Opposition brings concord. Out of opposition comes the fairest harmony.
People do not understand how that which is at variance with itself agrees with itself. There is a harmony in the bending back, as in the case of the bow and the lyre.
The hidden harmony is best.
Fluxus quo cannot be stopped to create stability, nor can it be ignored since it permeates and shapes all things, yet these are the two strategies most people try. Nevertheless, if we want to produce anything lasting in this world we cannot just go with the flow, or else the first form of dynamism created by fluxus quo will simply scatter our efforts in the river of time, but the second kind of dynamism it creates can and does paradoxically produce a dynamic kind of stability, what Heraclitus calls the harmony in the bending back.
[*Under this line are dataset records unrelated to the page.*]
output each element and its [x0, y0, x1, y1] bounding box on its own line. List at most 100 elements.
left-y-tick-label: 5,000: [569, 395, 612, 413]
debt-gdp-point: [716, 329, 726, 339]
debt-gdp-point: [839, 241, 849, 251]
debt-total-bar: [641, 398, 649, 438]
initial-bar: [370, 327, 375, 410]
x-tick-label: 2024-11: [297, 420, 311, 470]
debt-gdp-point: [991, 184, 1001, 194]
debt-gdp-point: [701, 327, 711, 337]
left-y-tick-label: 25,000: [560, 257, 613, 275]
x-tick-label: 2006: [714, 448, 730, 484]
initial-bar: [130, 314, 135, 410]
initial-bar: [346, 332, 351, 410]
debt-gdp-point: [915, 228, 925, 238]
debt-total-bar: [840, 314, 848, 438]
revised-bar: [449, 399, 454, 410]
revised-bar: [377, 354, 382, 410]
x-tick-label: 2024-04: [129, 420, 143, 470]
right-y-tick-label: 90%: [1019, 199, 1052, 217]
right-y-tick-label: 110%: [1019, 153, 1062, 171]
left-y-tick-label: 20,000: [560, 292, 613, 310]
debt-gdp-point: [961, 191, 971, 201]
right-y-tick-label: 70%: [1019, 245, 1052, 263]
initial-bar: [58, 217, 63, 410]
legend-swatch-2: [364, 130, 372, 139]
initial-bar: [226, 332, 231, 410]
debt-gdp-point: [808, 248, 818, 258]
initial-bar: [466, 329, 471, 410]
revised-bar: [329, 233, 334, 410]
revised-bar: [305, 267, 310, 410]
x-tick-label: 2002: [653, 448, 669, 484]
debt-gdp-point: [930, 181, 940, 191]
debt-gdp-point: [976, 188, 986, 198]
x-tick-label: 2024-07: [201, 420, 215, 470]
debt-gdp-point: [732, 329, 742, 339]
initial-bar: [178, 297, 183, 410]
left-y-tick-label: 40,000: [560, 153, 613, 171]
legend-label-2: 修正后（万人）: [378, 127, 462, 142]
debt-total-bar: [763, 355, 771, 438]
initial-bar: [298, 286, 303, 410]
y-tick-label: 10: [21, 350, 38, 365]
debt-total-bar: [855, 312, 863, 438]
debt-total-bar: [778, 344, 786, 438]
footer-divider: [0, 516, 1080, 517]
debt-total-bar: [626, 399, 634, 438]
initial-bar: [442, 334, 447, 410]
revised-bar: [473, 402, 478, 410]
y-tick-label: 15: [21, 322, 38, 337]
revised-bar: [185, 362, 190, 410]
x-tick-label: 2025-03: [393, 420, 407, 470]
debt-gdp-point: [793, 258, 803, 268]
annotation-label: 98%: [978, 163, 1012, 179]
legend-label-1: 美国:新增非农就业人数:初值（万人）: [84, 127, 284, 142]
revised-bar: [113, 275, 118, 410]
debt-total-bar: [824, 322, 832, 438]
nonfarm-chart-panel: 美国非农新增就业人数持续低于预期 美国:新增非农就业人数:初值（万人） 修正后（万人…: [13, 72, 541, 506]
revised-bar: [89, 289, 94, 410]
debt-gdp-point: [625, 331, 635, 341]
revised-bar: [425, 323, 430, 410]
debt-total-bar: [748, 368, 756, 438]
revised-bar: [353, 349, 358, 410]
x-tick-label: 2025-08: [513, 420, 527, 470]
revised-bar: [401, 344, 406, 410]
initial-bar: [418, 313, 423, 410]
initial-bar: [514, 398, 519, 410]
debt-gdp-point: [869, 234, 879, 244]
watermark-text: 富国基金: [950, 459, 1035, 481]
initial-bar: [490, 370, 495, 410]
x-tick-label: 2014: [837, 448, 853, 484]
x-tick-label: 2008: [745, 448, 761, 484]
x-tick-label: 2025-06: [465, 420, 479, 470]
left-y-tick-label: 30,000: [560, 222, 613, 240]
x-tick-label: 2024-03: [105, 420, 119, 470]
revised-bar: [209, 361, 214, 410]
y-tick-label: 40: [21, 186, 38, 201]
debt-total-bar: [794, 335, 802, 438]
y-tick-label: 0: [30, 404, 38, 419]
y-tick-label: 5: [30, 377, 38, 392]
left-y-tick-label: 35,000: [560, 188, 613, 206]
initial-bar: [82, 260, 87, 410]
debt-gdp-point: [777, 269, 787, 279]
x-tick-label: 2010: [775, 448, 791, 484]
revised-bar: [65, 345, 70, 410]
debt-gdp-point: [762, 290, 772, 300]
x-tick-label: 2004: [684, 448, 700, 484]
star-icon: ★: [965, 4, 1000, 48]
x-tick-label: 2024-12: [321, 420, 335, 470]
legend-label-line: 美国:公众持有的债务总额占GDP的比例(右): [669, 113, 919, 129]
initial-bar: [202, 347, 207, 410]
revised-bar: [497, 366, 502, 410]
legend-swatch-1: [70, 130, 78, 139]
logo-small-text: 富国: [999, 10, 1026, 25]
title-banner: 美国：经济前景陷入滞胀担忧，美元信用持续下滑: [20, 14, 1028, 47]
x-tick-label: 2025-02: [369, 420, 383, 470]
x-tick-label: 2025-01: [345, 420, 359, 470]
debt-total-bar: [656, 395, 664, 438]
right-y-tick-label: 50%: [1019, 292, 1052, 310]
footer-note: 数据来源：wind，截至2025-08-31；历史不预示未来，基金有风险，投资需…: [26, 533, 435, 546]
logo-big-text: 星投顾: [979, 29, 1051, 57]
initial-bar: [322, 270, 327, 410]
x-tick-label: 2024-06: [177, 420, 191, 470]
This is the secret to harnessing fluxus quo, to achieving success with something as complex as VISTA. If we try to stabilize the things in the VISTA community that we want, our efforts will be swept away, but we can instead bend back the underlying forces that produce and organize those things so they conflict with each other to produce a harmony, a dynamic, self-reinforcing stability. In such a harmonic configuration, the flow of fluxus quo strengthens the stability instead of breaking it up.
A bow may be dynamically stabilized with two primary counter-reacting forces, from the wood and the string—with additional forces introduced when it is drawn, of course—but for something as complex as VISTA we need a more complex harmony between more forces. That would seem to reduce the odds we can keep them stabilized, but another field of study reveals that even complex harmonies can be achieved using a specialized method of bending back the forces upon one another.
The field is biology. The method is homeostasis.